We began talking about love.
“How love is born,” said Alehin, “why Pelagea does not love somebody
more like herself in her spiritual and external qualities, and why
she fell in love with Nikanor, that ugly snout--we all call him ‘The
Snout’--how far questions of personal happiness are of consequence in
love--all that is known; one can take what view one likes of it. So far
only one incontestable truth has been uttered about love: ‘This is a
great mystery.’ Everything else that has been written or said about
love is not a conclusion, but only a statement of questions which have
remained unanswered. The explanation which would seem to fit one case
does not apply in a dozen others, and the very best thing, to my mind,
would be to explain every case individually without attempting to
generalize. We ought, as the doctors say, to individualize each case.”
“Perfectly true,” Burkin assented.
“We Russians of the educated class have a partiality for these questions
that remain unanswered.
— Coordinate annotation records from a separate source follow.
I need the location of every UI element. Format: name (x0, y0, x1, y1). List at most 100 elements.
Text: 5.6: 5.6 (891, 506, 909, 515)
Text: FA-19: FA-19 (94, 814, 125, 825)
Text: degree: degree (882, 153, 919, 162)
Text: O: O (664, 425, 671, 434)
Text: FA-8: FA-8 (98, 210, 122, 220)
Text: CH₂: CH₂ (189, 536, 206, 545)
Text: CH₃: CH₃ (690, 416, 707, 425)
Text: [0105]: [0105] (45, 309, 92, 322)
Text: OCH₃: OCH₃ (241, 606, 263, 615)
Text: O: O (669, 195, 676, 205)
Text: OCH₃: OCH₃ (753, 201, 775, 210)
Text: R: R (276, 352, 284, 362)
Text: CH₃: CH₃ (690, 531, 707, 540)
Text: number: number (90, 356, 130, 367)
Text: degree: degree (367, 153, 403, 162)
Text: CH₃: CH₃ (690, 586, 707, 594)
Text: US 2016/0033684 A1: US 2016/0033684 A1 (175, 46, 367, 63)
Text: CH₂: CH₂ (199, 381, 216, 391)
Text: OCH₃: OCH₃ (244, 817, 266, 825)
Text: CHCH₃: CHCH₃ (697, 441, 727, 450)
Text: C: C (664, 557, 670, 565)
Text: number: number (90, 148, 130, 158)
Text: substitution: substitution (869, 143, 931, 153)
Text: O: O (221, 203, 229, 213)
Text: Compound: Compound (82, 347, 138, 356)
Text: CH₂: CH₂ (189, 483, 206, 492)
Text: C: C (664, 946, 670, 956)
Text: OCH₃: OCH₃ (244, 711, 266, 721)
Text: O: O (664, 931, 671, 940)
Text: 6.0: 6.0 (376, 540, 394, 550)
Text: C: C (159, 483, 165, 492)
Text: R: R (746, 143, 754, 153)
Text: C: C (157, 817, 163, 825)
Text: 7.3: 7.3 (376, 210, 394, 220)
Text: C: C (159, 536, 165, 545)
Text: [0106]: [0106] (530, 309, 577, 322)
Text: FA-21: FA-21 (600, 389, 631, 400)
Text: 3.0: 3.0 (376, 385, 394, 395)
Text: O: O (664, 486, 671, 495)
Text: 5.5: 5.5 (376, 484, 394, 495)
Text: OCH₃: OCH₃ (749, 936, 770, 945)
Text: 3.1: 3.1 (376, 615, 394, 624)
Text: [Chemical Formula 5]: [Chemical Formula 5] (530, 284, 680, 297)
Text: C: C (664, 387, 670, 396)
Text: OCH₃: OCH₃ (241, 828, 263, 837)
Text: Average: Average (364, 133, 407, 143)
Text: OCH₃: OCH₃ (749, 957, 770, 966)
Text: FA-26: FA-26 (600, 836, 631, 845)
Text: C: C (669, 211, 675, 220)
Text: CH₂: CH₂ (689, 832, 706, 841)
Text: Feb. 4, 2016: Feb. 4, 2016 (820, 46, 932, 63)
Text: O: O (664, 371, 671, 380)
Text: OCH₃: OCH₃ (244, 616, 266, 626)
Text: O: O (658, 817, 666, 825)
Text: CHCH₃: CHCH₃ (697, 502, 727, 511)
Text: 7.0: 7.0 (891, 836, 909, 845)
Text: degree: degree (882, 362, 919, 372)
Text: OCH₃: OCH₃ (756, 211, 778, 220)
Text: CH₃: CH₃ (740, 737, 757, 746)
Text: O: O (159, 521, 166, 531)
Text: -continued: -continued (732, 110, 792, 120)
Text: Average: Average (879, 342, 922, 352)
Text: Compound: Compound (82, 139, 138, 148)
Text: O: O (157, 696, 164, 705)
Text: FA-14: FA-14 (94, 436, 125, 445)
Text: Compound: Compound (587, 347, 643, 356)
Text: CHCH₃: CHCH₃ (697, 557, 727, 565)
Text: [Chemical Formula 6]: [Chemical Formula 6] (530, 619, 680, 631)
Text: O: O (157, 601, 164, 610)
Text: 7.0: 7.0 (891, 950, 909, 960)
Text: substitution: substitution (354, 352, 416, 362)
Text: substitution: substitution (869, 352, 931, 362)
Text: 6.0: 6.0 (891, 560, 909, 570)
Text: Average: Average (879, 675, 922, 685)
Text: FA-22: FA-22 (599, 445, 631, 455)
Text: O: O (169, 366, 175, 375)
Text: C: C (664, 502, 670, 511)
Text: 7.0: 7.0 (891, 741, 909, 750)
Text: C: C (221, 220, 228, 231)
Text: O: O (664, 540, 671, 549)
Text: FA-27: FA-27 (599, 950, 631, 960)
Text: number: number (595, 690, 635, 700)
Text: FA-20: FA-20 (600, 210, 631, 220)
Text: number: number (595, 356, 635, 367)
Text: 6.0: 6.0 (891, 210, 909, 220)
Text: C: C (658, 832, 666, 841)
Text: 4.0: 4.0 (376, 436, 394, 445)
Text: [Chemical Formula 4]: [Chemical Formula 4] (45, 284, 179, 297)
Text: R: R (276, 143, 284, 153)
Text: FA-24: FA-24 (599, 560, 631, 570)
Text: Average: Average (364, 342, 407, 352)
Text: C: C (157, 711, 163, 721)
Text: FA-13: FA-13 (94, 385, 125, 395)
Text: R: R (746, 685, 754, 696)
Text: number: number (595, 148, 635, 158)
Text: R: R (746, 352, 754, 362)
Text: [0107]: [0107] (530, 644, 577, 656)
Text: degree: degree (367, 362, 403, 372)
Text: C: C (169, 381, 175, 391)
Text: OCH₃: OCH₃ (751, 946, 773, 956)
Love is usually poeticized, decorated with
roses, nightingales; we Russians decorate our loves with these momentous
questions, and select the most uninteresting of them, too. In Moscow,
when I was a student, I had a friend who shared my life, a charming
lady, and every time I took her in my arms she was thinking what I would
allow her a month for housekeeping and what was the price of beef a
pound. In the same way, when we are in love we are never tired of
asking ourselves questions: whether it is honourable or dishonourable,
sensible or stupid, what this love is leading up to, and so on. Whether
it is a good thing or not I don’t know, but that it is in the way,
unsatisfactory, and irritating, I do know.”